"Russia is Ruled by the Mafia...and Putin" - This is the Kind of Rhetoric That US Senators Use

"Russia is Ruled by the Mafia...and Putin" - This is the Kind of Rhetoric That US Senators Use

60 Minutes — hot on the trail, we have little time left.

A US senator, John Kennedy (not a relative of his famous namesake), had a remarkable interview with CNN upon his return to Washington. He finally shared his impressions. They are awful. Almost a week later he finally concluded that our political philosophy is like a mafia's. He attacked our lifestyle, took a strange attitude towards our foreign minister, was ambiguous about Putin, let's listen to him.

«I also was able to draw some conclusions about Russia basing on what Russians say about their political system. They don't want anything. It's all about Putin. Russians don't have a political philosophy. What's the political philosophy of the mafia? It's all about money and power. And there's no free press. We've got to be very very firm, dealing with Putin is like hand-feeding a shark. You can do it, but you have to do it very very carefully. We can't trust Putin, we must contain him.»

—Zakhar, why are we making nice with them? They aren't up for a dialogue. Both upper and lower chambers of our parliament received them, The Foreign Minister talked to them, and then they say such things. They have no intention of solving issues. They just come to call us names.

—I can't but remember our MPs who gave them a round of applause.

—Not all of the MPs!

—Yes, there's one who didn't. What shall we do to them?

Zakhar Prilepin, writer:

—I can't understand those people. The more I observe and interact with various European elites, the more I'm convinced that Russia is the most «European» country in the world. I mean, broadminded, religiously tolerant, peaceful, diplomatic and so on. The lady who's interviewing him looks scared by the bullshit he's saying. Our press is free. We're fine, unlike you with a manifest psychological disorder.

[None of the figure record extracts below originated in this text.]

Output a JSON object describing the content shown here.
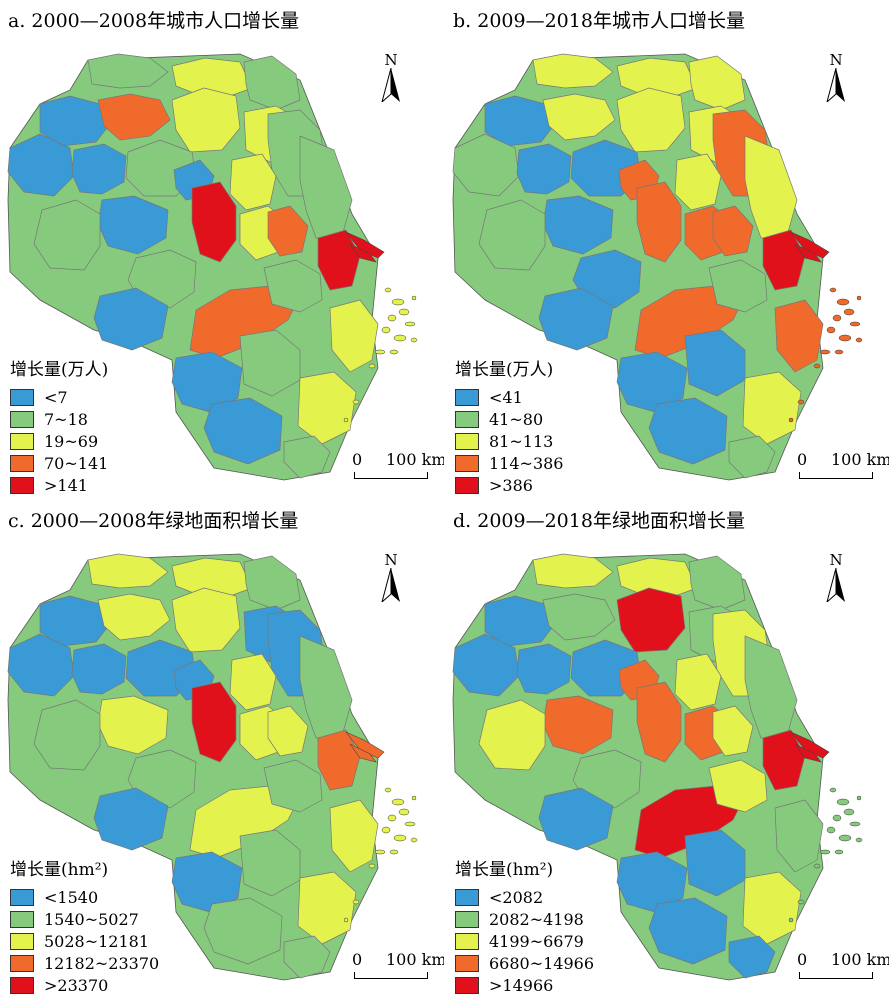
{
  "colors": {
    "c1": "#3a9ad6",
    "c2": "#86cb7d",
    "c3": "#e4f24e",
    "c4": "#f06a2c",
    "c5": "#e0111a"
  },
  "panels": [
    {
      "title": "a. 2000—2008年城市人口增长量",
      "legend_title": "增长量(万人)",
      "classes": [
        "<7",
        "7~18",
        "19~69",
        "70~141",
        ">141"
      ],
      "north": "N",
      "scale": {
        "zero": "0",
        "text": "100 km"
      },
      "regions": [
        2,
        3,
        1,
        3,
        2,
        4,
        1,
        2,
        3,
        1,
        1,
        1,
        2,
        2,
        3,
        2,
        5,
        3,
        4,
        5,
        2,
        4,
        2,
        1,
        3,
        2,
        1,
        1,
        3,
        2
      ]
    },
    {
      "title": "b. 2009—2018年城市人口增长量",
      "legend_title": "增长量(万人)",
      "classes": [
        "<41",
        "41~80",
        "81~113",
        "114~386",
        ">386"
      ],
      "north": "N",
      "scale": {
        "zero": "0",
        "text": "100 km"
      },
      "regions": [
        3,
        3,
        1,
        3,
        3,
        3,
        2,
        1,
        3,
        1,
        1,
        4,
        4,
        3,
        3,
        2,
        4,
        4,
        4,
        5,
        1,
        4,
        2,
        1,
        4,
        1,
        1,
        1,
        3,
        2
      ]
    },
    {
      "title": "c. 2000—2008年绿地面积增长量",
      "legend_title": "增长量(hm²)",
      "classes": [
        "<1540",
        "1540~5027",
        "5028~12181",
        "12182~23370",
        ">23370"
      ],
      "north": "N",
      "scale": {
        "zero": "0",
        "text": "100 km"
      },
      "regions": [
        3,
        3,
        1,
        3,
        2,
        3,
        1,
        1,
        1,
        1,
        3,
        1,
        1,
        2,
        3,
        2,
        5,
        3,
        3,
        4,
        2,
        3,
        2,
        1,
        3,
        2,
        1,
        2,
        3,
        2
      ]
    },
    {
      "title": "d. 2009—2018年绿地面积增长量",
      "legend_title": "增长量(hm²)",
      "classes": [
        "<2082",
        "2082~4198",
        "4199~6679",
        "6680~14966",
        ">14966"
      ],
      "north": "N",
      "scale": {
        "zero": "0",
        "text": "100 km"
      },
      "regions": [
        3,
        3,
        1,
        5,
        2,
        2,
        1,
        1,
        2,
        1,
        4,
        4,
        3,
        2,
        3,
        3,
        4,
        4,
        3,
        5,
        2,
        5,
        3,
        1,
        2,
        1,
        1,
        1,
        3,
        1
      ]
    }
  ]
}
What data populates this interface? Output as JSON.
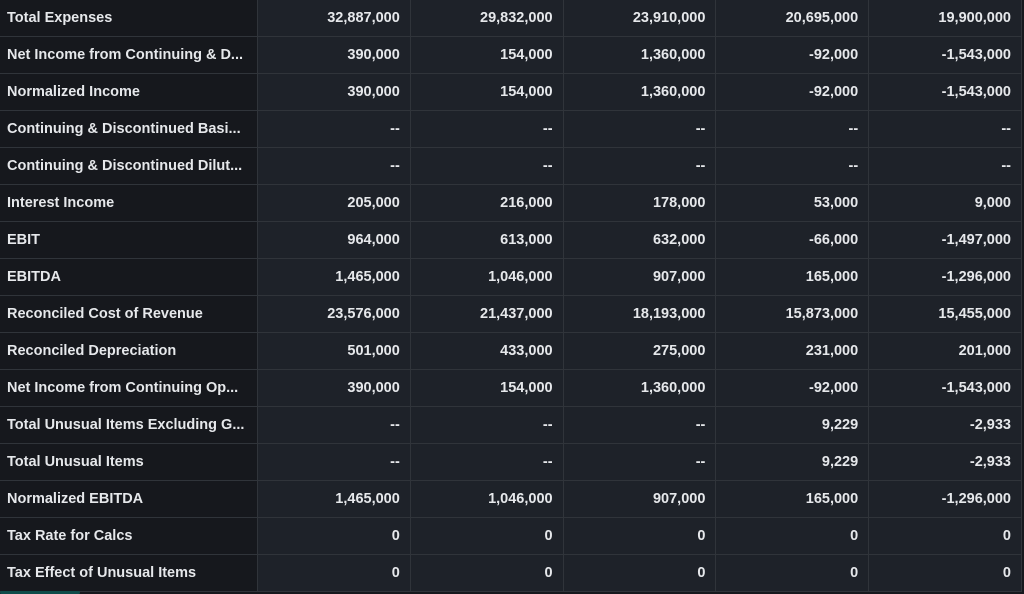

—To make the case for the free press, let's speak about political disability and Putin-shark.

Dmitry Nekrasov, political analyst:

—Well, why hand-feed a shark? I don't consider it to be very reasonable… It's just silly. It's always a pleasure to speak about the freedom of the press on a state-owned channel. It has certain limits here.

—Then push them.

—Why? Everything here is beyond the limits. Applause, for example.

—Let's face it: Has anybody ever told you what to say? Or prohibited you to say something? Imposed any restrictions on you?

—No.

—Why do you say such things then?

—But we want to follow up on this topic. We understand everything.

—We've never faced it.

—Who has then?

—I have no idea.

Nikolay Starikov, «Patriots of the Great Fatherland»:

—Mind the surname of the senator speaking.

—Speak for yourself, OK?

—This is another Kennedy.

—Yes, this is another Kennedy, but the previous Kennedy took a stand against American establishment and came to a sad end. Since then, all of the Kennedys have been holier than the Pope and the most hawkish hardliners.

—They aren't relatives.

—He uses bad phrases. As a writer, I'd advise him to write books using such expressions. He's just a namesake.

Sergey Stankevich, politician:

—Let's touch upon Kennedy. Indeed, this John Kennedy has nothing to do with the wonderful Irish Kennedy family from Massachusetts.

—Yes, but the sniper might be unaware of it, so he's holier than the Pope just to be on the safe side.

—Wait a second. The John Kennedy who died in Dallas could have told you much more about the mafia because both his father and grandfather were prominent figures in Irish mafia. As for this Kennedy, despite his age of 66, he entered the Senate only a year ago, so we can call him a novice, Novichok in the literal sense of the word. He has no important political background. The past 17 years of his life were all about money. The motto «money and power are essential» is about him. He was Louisiana’s chief tax and financial official. His exaggerated vision of the role of money in politics stems from this. It's fine that he says such things. He is a novice, quite a helpless novice. Whereas other senators who also visited Russia…

—You just ate that poor senator for breakfast.

—Let them come here. Nobody promised that talking to them would look like a Sunday-school picnic. Let them come for a direct and serious debate.

—And we'll give them another round of applause.

—We'll applaud only for those who speak well of us and want to make friends with us. The thing is when Trump comes we'll see what he…

—He won't arrive here, but in Helsinki.

—Yes, in Helsinki, but still, he'll arrive in Europe. It's not we who'll come to the US, but he'll come to Europe. Thus, it's important. The motto of the meeting can be as follows. We found out that we have differences.

—Yes, we do, but we also hope that the meeting will be constructive. And figure out what these differences are, about this mafia, why Putin is a shark, etc.

Breaking news! All of the children and the coach have been rescued from that terrible cave! Thank God!